DavidNo, there's no penalty, but there does have to be a director's board meeting, a resolution to approve the write-off amounts signed, dated. Um the buyers of the practice would, their lawyers would want to see a copy of that um documentation. And we we prepare those, so it's um it's possible to do. It's not it's not much work, but you do have to have the paperwork, it has to be properly minuted, board meeting dates and so on, signatures.
Dr JamesBecause that seems like a little bit of a hack right there. That seems like a a way that it's possible to get money very tax efficiently across another company and then invest it.
DavidYeah, it it is. And HMRC say that you can't set out with that intention. So you can because a loan is a loan, so you make a loan with the intention of it being repaid, but it it's very common that circumstances transpire that the company receiving the loan has invested it, it can't repay it without liquidating the assets, and the directors have agreed not to recover it. But it's you can't set out with that intention formally, but it's it's very common.
Dr JamesAnd it's enough to be by way of by way of an explainer as to why you're doing that, it's enough to be able to say I've bought all these properties and I can't conveniently liquidate them. Absolutely, and that's fine, even though even though even though on the balance sheet there is enough money there, right?

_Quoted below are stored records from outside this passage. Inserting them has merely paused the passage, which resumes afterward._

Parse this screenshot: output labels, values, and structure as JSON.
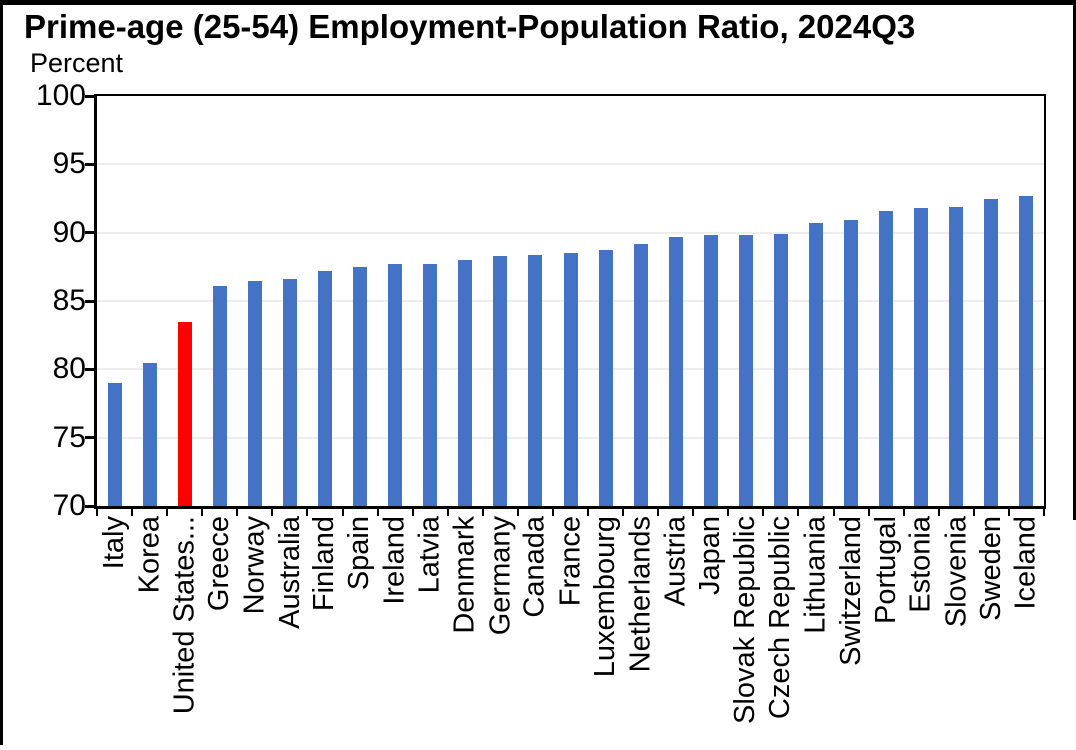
{
  "title": "Prime-age (25-54) Employment-Population Ratio, 2024Q3",
  "unit_label": "Percent",
  "colors": {
    "bar_blue": "#4472C4",
    "bar_highlight_red": "#FF0000",
    "axis_black": "#000000",
    "gridline_gray": "#EDEDED",
    "background": "#FFFFFF"
  },
  "chart_data": {
    "type": "bar",
    "title": "Prime-age (25-54) Employment-Population Ratio, 2024Q3",
    "xlabel": "",
    "ylabel": "Percent",
    "ylim": [
      70,
      100
    ],
    "yticks": [
      70,
      75,
      80,
      85,
      90,
      95,
      100
    ],
    "grid": "horizontal light-gray lines at each y tick",
    "legend": "none",
    "x_label_rotation": 90,
    "categories": [
      "Italy",
      "Korea",
      "United States...",
      "Greece",
      "Norway",
      "Australia",
      "Finland",
      "Spain",
      "Ireland",
      "Latvia",
      "Denmark",
      "Germany",
      "Canada",
      "France",
      "Luxembourg",
      "Netherlands",
      "Austria",
      "Japan",
      "Slovak Republic",
      "Czech Republic",
      "Lithuania",
      "Switzerland",
      "Portugal",
      "Estonia",
      "Slovenia",
      "Sweden",
      "Iceland"
    ],
    "values": [
      79.0,
      80.5,
      83.5,
      86.1,
      86.5,
      86.6,
      87.2,
      87.5,
      87.7,
      87.7,
      88.0,
      88.3,
      88.4,
      88.5,
      88.7,
      89.2,
      89.7,
      89.8,
      89.8,
      89.9,
      90.7,
      90.9,
      91.6,
      91.8,
      91.9,
      92.5,
      92.7
    ],
    "highlight": {
      "index": 2,
      "category": "United States...",
      "color": "#FF0000"
    },
    "default_bar_color": "#4472C4"
  }
}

DavidYes, but it's not liquid, is it?
Dr JamesReally? Right, wow, okay, interesting. There we go. Glad you asked that question, Debbie. Yeah, that's a really interesting point there. Anyway, um, okay, coming up to the final whistle. No, I think we've got time for one more, and that's from Ryan Stewart again. Trivial benefits. Can I buy six 50-point Amazon vouchers? You can, right? You can as long as it's not cash, isn't it?
DavidVouchers are cash.
Dr JamesOh, are they? Oh, never mind. Uh without these being redeemed, single 300-pound transaction. Ryan, why do I get the impression you're gonna rush off after this webinar and do exactly this? Uh, you've you've thought this through. Uh deemed a single 300-pound transaction, 600 pound if I go mad for the wife, and and who is my secretary to? Okay. Uh, or do they need to be spread out throughout the course of the year, basically, is what Ryan's asking.

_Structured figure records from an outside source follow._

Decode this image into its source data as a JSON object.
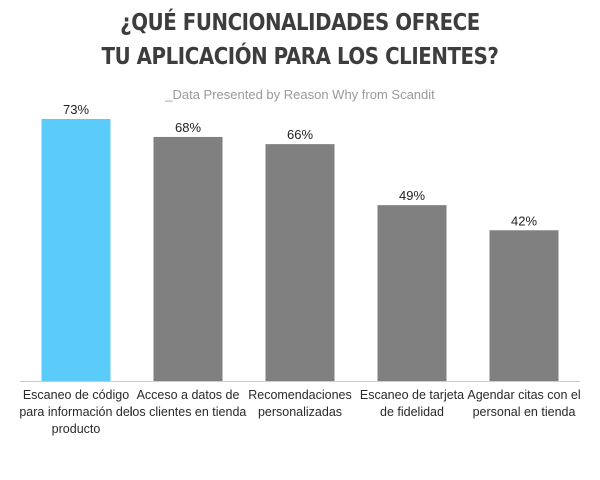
{
  "chart_data": {
    "type": "bar",
    "title_lines": [
      "¿QUÉ FUNCIONALIDADES OFRECE",
      "TU APLICACIÓN PARA LOS CLIENTES?"
    ],
    "subtitle": "_Data Presented by Reason Why from Scandit",
    "categories": [
      "Escaneo de código para información del producto",
      "Acceso a datos de los clientes en tienda",
      "Recomendaciones personalizadas",
      "Escaneo de tarjeta de fidelidad",
      "Agendar citas con el personal en tienda"
    ],
    "values": [
      73,
      68,
      66,
      49,
      42
    ],
    "value_labels": [
      "73%",
      "68%",
      "66%",
      "49%",
      "42%"
    ],
    "ylim": [
      0,
      100
    ],
    "grid": false,
    "colors": {
      "highlight": "#5bcbfa",
      "default": "#808080",
      "axis": "#cccccc"
    }
  }
}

DavidRyan sounds really fun. Um yeah, it is it's limited to 50 pounds per transaction, and it can't be vouchers. Vouchers are cash, basically.
Dr JamesSo right. But then the second part of that, I guess, what Ryan is getting at is if you do them all in one evening, like a little flurry, three uh six fifty pound vouchers, that's okay. Or six, not sorry, not vouchers, six fifty-pound expenses.

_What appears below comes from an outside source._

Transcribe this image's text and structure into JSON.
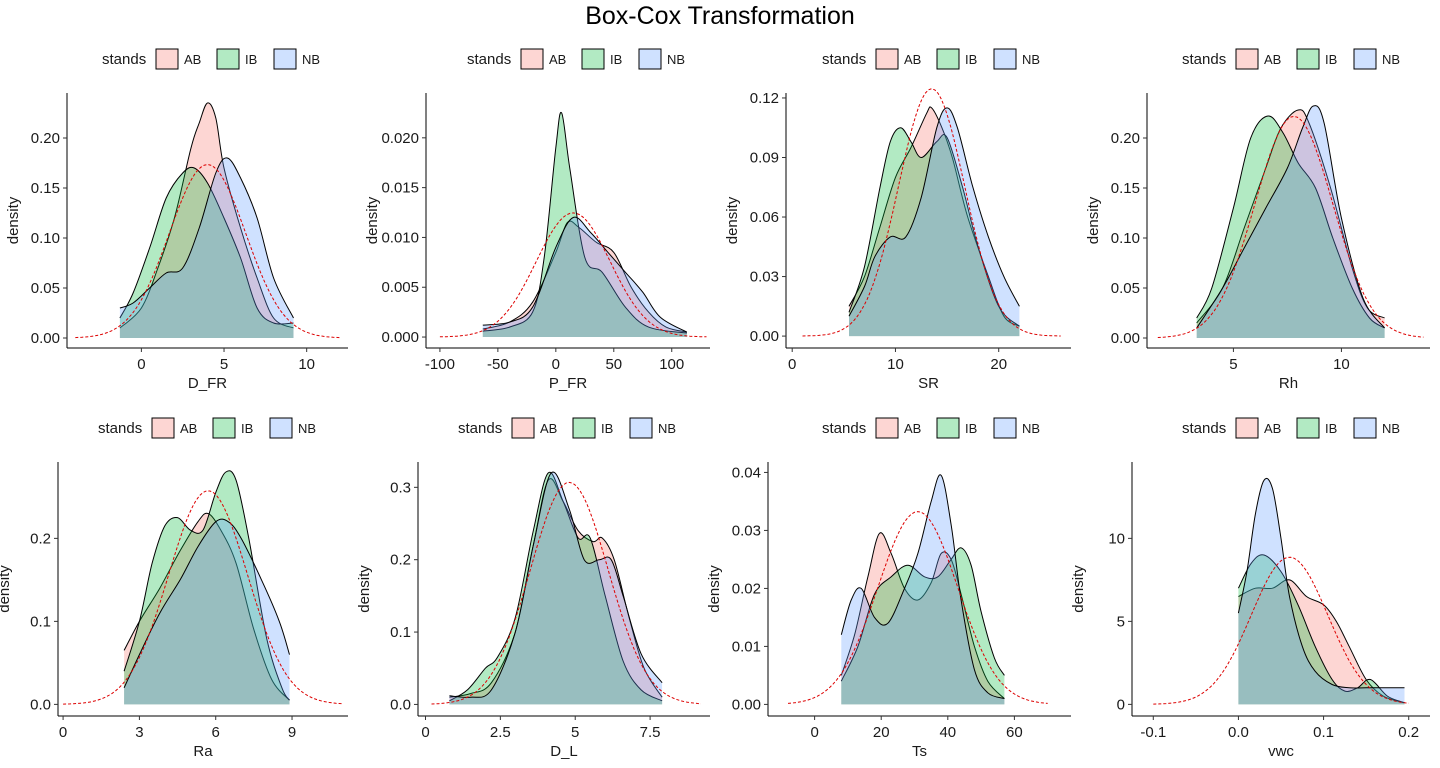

DavidYes. 300 pound of wine that's 50 pounds each in one transaction. Yeah, as long as it's you know, I think the key is a transaction, I would have it as one bank payment, two bank payments, three bank payments. Like just do them separately, don't just buy six bottles of wine for 50 pounds each, because that could be seen as one purchase. Just have it as separate payments. Nice. All in the same day, yep, go mad, as you say.
Dr JamesAnd then am I right in saying, okay, no, no, that's fine. Yeah, that makes sense. Because you could, yeah, you could have it's it's basically purchases, right? You can have multiple items in each purchase, but the purchase can't exceed 50 points. Yeah, is another way of saying that.